By: Larry MacDonald
Two recent studies find boards of directors may meet statutory definitions for independence by having the requisite number of members with no financial or familial ties to the chief executive, yet de facto lack independence thanks to the absence of criteria covering the appointment of friends and “cheerleaders.”
In “It pays to have friends,” a study to be published by Hwang and Kim in the Journal of Financial Economics, “mutual alma mater, military service, region origin, academic discipline, and industry” are used as markers of social ties in the boardrooms of a “unique data set” of U.S. corporations. They found 87% of the boards met the regulatory definition of independence but only 62% were independent on both regulatory and social grounds.
Hwang and Kim cite the example of one corporation that officially had 10 independent directors on a 13-member board in 2000. However digging into social connections they found one independent director was from the home town of the CEO, attended the same university, and had given the CEO’s son a job in his firm. Another independent director graduated from the same university within the same academic discipline as the CEO … and so on, ultimately leaving only 5 of the 13 directors with no social, financial, or filial ties to the CEO.
In “Hiring Cheerleaders: Board Appointments of Independent Directors,” authors Cohen, Frazzini, and Malloy examine a group of independent directors who previously were sell-side analysts providing public views and investment ratings on corporations. They found “striking evidence that boards appoint overly optimistic analysts who exhibit little skill in evaluating the firm itself, other firms within the firm’s industry, or even other firms in general.”





One Response to “ Boardroom friends & cheerleaders ”

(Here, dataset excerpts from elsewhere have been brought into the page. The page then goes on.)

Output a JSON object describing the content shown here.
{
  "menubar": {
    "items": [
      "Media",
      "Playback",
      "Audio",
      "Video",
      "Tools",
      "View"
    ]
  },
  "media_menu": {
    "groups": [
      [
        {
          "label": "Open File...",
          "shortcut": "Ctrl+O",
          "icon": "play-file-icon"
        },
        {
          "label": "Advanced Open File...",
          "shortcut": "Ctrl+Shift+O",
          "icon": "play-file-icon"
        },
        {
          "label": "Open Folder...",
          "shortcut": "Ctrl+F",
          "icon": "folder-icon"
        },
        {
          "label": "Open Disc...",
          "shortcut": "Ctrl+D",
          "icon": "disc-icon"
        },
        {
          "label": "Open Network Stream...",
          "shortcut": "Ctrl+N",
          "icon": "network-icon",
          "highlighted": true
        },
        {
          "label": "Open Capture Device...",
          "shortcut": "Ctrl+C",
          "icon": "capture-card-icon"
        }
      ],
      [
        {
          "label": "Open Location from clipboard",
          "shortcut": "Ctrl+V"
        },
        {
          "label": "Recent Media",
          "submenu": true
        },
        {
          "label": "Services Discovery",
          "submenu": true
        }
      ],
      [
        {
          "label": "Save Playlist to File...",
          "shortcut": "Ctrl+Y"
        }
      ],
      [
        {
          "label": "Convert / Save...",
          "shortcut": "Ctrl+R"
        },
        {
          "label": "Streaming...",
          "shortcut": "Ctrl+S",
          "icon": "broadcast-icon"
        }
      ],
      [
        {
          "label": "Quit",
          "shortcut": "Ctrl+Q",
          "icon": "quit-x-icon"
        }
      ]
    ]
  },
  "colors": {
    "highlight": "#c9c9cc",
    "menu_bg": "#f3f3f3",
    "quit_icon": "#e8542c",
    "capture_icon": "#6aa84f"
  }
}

Having ties may not be a bad thing. Sometimes the devil you know… the real issue is how to to devise an ‘objective’ strategy for selection and evaluation of directors that will satisfy share-holders and investors. And then, you need an objective set of criteria for assessment of directors, and, most important of all, and most lacking in industry and in public service: a policy for removing directors that don’t fulfill their obligations. For example, 30% of the directors at a well-known public college in Alberta have regularly failed to attend bi-monthly board meetings over the past five years. The college policy regarding its board is that they’re expected to attend those meetings. So what has been the board’s reaction to the lousy attendance figures? You guessed it, all of the offending governors were re-appointed. Board appointments appear to be just ornaments on a resume, in many cases. Joe Public is a chump to think that because an institution has a board of well-known names, that there must be at least some accountability at that institution.